No matter how many catalogs you print, emails you send, or ads you books — all of which are valuable — nothing will ever top handing someone a book and telling them why you love it. I like to think Aaron and I convinced a lot of booksellers to give books a try that they would have passed over in a catalog, and building relationships with independent booksellers is mutually beneficial…and fun! I’ll never regret 4 hours I get to spend talking to book people, whether it be those you’ve known over email for years, or someone who will open their bookstore in a few months. I got to talk to a bookstore-owning couple from Virginia whose daughter and I went to college together; and Mark Laramboise (of Politics & Prose) and I were both guests on the Best Books of 2015 episode of WBUR’s On Point, each in separate studios in our respective cities, and we got to meet in person for the first time.

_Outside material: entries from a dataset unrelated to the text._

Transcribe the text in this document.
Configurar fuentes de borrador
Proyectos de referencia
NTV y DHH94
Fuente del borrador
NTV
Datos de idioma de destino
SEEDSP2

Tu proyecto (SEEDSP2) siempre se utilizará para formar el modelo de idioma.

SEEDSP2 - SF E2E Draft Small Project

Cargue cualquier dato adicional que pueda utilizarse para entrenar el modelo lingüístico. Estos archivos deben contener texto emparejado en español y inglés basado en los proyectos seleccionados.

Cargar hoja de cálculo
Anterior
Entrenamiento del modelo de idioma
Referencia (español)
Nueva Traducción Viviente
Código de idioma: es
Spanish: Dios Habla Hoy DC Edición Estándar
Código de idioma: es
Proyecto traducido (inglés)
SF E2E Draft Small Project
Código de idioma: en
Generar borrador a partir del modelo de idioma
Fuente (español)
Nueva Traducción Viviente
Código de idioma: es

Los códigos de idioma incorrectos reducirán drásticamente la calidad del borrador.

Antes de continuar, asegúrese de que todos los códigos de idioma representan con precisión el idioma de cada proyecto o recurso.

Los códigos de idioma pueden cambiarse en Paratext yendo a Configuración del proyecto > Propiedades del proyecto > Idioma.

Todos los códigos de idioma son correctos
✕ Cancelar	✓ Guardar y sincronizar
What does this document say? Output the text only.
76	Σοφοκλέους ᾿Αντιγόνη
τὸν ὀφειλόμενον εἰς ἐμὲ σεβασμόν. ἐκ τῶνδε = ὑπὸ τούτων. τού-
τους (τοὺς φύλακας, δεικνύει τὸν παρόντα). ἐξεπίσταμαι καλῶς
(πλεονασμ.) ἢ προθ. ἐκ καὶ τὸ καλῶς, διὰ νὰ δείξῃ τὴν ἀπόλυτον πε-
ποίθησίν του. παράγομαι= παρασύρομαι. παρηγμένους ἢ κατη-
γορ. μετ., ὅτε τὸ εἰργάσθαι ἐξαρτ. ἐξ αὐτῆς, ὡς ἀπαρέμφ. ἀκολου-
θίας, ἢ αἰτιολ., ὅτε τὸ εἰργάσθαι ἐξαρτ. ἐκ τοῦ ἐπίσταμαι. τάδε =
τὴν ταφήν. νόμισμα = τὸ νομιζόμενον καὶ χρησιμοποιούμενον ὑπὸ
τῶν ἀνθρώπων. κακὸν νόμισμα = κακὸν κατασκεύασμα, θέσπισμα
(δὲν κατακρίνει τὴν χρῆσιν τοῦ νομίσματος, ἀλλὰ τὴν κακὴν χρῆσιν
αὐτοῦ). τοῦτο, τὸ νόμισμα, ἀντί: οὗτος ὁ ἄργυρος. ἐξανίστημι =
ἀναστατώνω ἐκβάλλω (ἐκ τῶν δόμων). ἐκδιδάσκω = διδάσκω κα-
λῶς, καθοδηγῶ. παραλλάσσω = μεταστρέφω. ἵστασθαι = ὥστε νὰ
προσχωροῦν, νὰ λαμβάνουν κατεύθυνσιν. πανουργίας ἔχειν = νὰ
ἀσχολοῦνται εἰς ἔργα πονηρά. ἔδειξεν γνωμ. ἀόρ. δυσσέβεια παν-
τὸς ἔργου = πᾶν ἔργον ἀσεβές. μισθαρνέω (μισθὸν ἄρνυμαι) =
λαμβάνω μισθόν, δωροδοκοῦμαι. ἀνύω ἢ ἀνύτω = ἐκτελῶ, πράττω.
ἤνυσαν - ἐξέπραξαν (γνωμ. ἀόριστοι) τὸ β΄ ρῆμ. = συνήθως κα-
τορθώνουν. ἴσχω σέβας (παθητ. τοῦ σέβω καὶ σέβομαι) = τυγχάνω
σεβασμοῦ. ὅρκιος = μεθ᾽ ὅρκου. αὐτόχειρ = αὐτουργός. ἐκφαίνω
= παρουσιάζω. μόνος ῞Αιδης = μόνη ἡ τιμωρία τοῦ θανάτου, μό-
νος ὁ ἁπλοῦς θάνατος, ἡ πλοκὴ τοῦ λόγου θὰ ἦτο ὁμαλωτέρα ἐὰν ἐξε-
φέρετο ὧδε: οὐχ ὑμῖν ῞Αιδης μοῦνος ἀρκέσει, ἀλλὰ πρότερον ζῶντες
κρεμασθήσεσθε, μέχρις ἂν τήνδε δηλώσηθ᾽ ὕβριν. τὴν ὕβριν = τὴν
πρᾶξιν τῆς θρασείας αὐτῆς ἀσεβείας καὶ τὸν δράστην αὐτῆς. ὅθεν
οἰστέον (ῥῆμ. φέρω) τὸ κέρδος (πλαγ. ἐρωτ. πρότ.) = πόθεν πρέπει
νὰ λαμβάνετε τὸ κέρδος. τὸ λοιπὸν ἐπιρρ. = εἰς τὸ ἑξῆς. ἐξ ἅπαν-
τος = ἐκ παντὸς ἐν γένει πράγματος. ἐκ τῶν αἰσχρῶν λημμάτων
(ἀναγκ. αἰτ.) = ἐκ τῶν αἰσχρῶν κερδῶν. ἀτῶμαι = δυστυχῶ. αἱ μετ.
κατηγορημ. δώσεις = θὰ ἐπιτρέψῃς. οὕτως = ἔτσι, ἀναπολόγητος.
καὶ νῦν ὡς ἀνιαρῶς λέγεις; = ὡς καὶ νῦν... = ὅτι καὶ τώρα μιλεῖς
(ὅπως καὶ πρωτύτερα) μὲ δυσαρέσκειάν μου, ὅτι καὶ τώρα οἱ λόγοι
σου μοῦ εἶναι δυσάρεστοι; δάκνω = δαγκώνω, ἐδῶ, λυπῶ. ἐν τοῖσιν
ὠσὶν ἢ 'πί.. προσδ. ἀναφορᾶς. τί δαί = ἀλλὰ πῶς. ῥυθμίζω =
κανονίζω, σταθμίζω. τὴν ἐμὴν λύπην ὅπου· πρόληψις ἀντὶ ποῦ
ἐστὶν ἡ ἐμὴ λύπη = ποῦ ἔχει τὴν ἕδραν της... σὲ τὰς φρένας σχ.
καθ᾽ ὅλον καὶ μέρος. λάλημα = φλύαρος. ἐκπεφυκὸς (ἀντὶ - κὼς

What was your main takeaway?

People love Pittsburgh. I mean, they love it. Pittsburgh Then and Now was sitting on our table, and so many people would see it and gasp. “My parents used to live in Pittsburgh,” they’d say, or “I was born in Pittsburgh, even though I grew up in Newark.” Although everyone is excited to see a Then and Now title about their hometown, the Pittsburghers took it to another level. “People from Pittsburgh have so much civic pride!” I said to one lady who was clutching the book to her chest. She locked me in a steely gaze, murmured “Of course we do,” and was gone.